Adab kedua bagi tuan rumah adalah, menerima tamu dengan baik.

Ketika kita menerima tamu maka terimalah dengan baik, kita bisa menerimanya dengan senyum yang tulus, wajah yang ceria, atau mengucapkan kata-kata selamat datang dan sambutan yang baik. Karena sesungguhnya hal tersebut akan melapangkan hati tamu, dan membuat mereka dihormati di sisi saudaranya.

Sebagian orang ada yang tidak peduli, acuh tak acuh, dan tidak mau memberi senyum kepada tamunya. bahkan orang tersebut menunjukkan muka masam di hadapan tamunya, sehingga sang tamu merasa tidak enak, segera ingin kembali, dan yang lebih parah lagi kemungkinan besar sang tamu tidak ingin berkunjung lagi.

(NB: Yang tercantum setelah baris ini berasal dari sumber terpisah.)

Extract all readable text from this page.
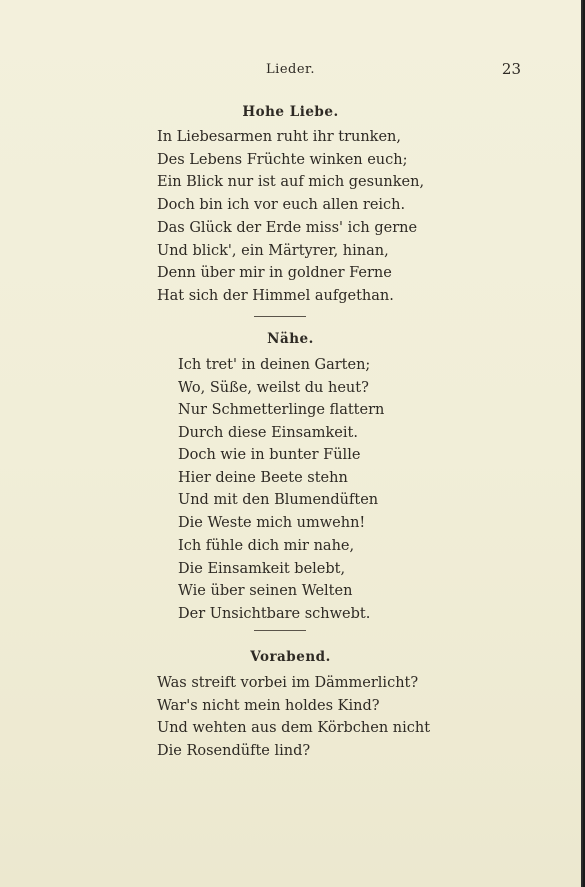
Lieder.	23
Hohe Liebe.
In Liebesarmen ruht ihr trunken,
Des Lebens Früchte winken euch;
Ein Blick nur ist auf mich gesunken,
Doch bin ich vor euch allen reich.
Das Glück der Erde miss' ich gerne
Und blick', ein Märtyrer, hinan,
Denn über mir in goldner Ferne
Hat sich der Himmel aufgethan.
Nähe.
Ich tret' in deinen Garten;
Wo, Süße, weilst du heut?
Nur Schmetterlinge flattern
Durch diese Einsamkeit.
Doch wie in bunter Fülle
Hier deine Beete stehn
Und mit den Blumendüften
Die Weste mich umwehn!
Ich fühle dich mir nahe,
Die Einsamkeit belebt,
Wie über seinen Welten
Der Unsichtbare schwebt.
Vorabend.
Was streift vorbei im Dämmerlicht?
War's nicht mein holdes Kind?
Und wehten aus dem Körbchen nicht
Die Rosendüfte lind?
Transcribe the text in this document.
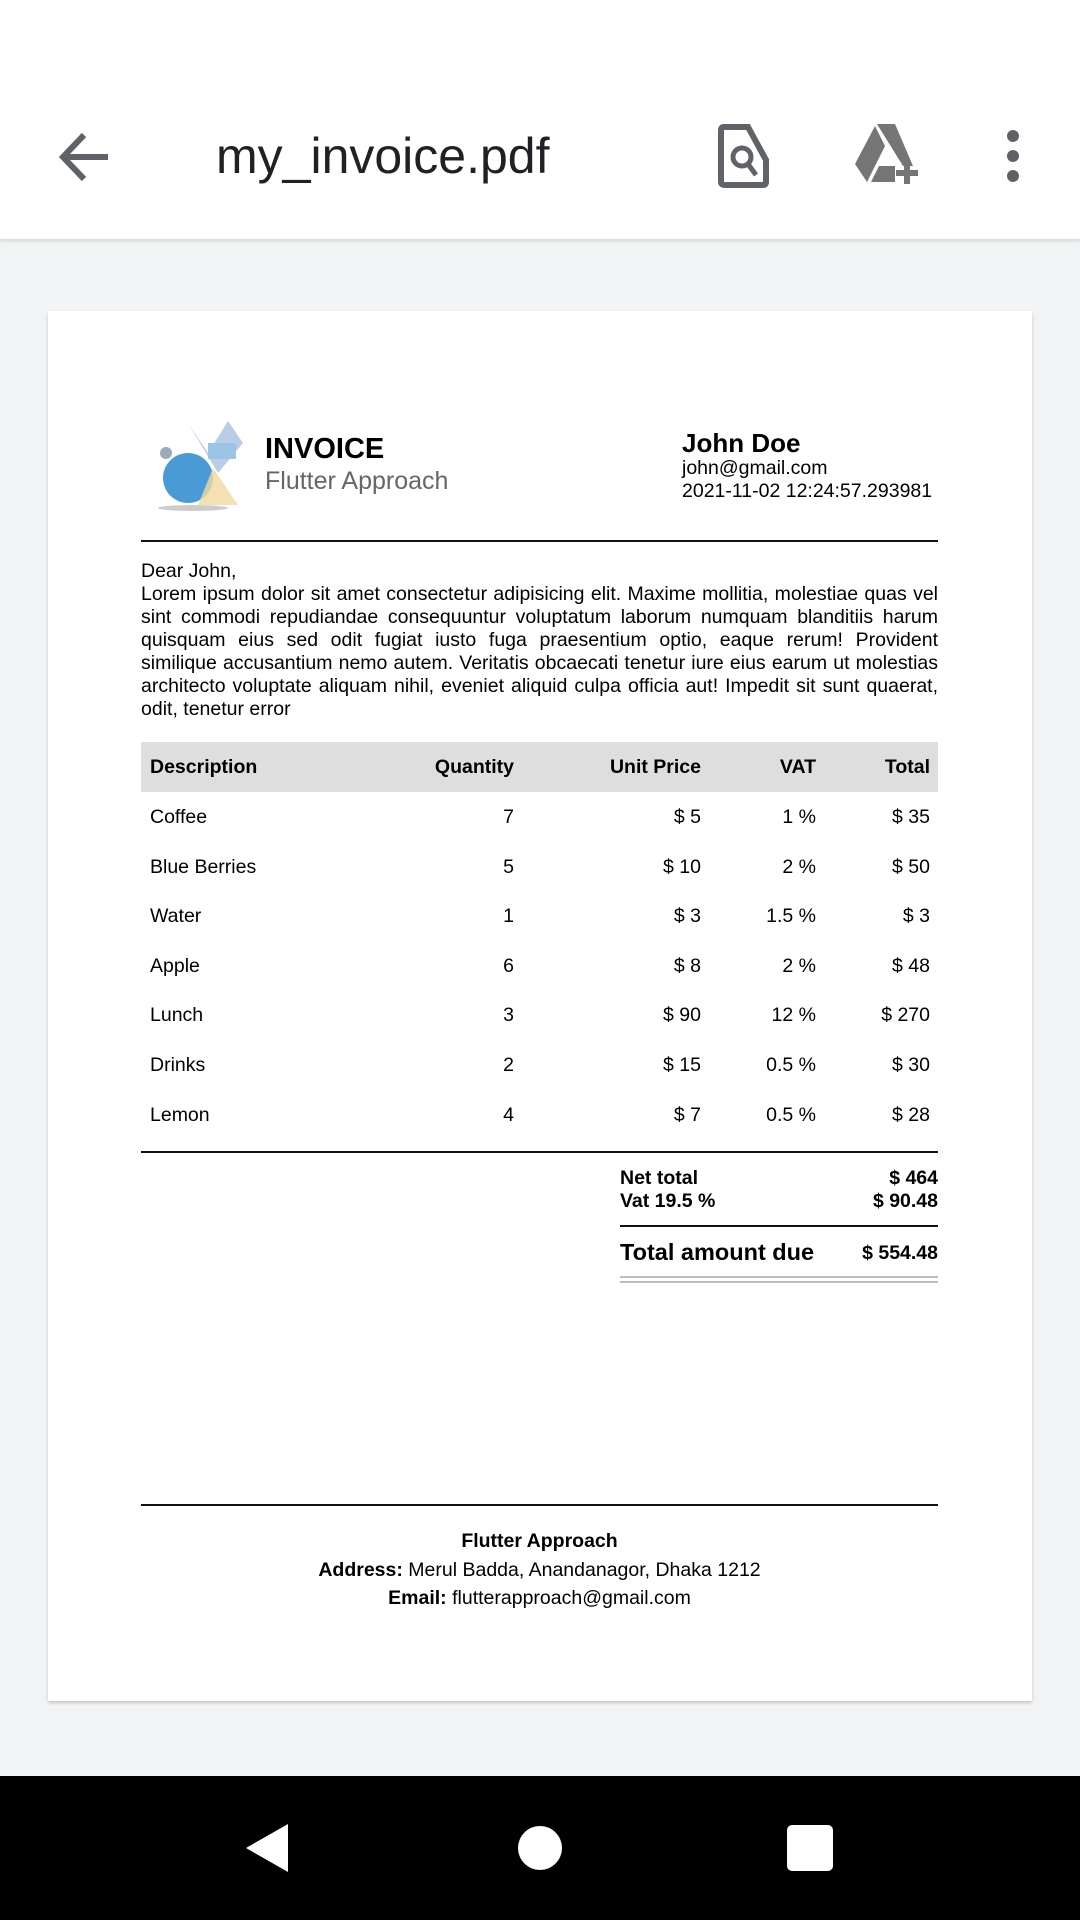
my_invoice.pdf
INVOICE
Flutter Approach
John Doe
john@gmail.com
2021-11-02 12:24:57.293981
Dear John,
Lorem ipsum dolor sit amet consectetur adipisicing elit. Maxime mollitia, molestiae quas vel sint commodi repudiandae consequuntur voluptatum laborum numquam blanditiis harum quisquam eius sed odit fugiat iusto fuga praesentium optio, eaque rerum! Provident similique accusantium nemo autem. Veritatis obcaecati tenetur iure eius earum ut molestias architecto voluptate aliquam nihil, eveniet aliquid culpa officia aut! Impedit sit sunt quaerat, odit, tenetur error
Description	Quantity	Unit Price	VAT	Total
Coffee	7	$ 5	1 %	$ 35
Blue Berries	5	$ 10	2 %	$ 50
Water	1	$ 3	1.5 %	$ 3
Apple	6	$ 8	2 %	$ 48
Lunch	3	$ 90	12 %	$ 270
Drinks	2	$ 15	0.5 %	$ 30
Lemon	4	$ 7	0.5 %	$ 28
Net total	$ 464
Vat 19.5 %	$ 90.48
Total amount due $ 554.48
Flutter Approach
Address: Merul Badda, Anandanagor, Dhaka 1212
Email: flutterapproach@gmail.com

Meskipun tamu sudah disuguhkan jamuan yang serba wah, akan tetapi jika sang tuan rumah bermuka masam atau cemberut, maka yang terjadi adalah sang tamu akan merasa tidak nyaman, tapi meskipun hanya disuguhi air putih, jika tamu di sambut dengan wajah yang ramah dan senyuman yang tulus, maka hal tersebut akan lebih membuat sang tamu merasa betah dan enak.

Nabi shalallahu alaihi wasallam mencontohkan hal ini ketika menyambut putri beliau, Fathimah radhiallahu anha, Nabi shalallahu alaihi wasallam mengatakan ”selamat datang wahai putriku”. Bisa kita bayangkan hanya menyambut sang putri saja yang itu adalah di bawah bimbingannya, Rasulullah shalallahu alaihi wasallam menyambutnya dengan kata-kata yang indah dan membuat sang putri merasa dihargai. Apalagi ketika menyambut orang lain, apalagi menyambut tamu yang datang dari jauh.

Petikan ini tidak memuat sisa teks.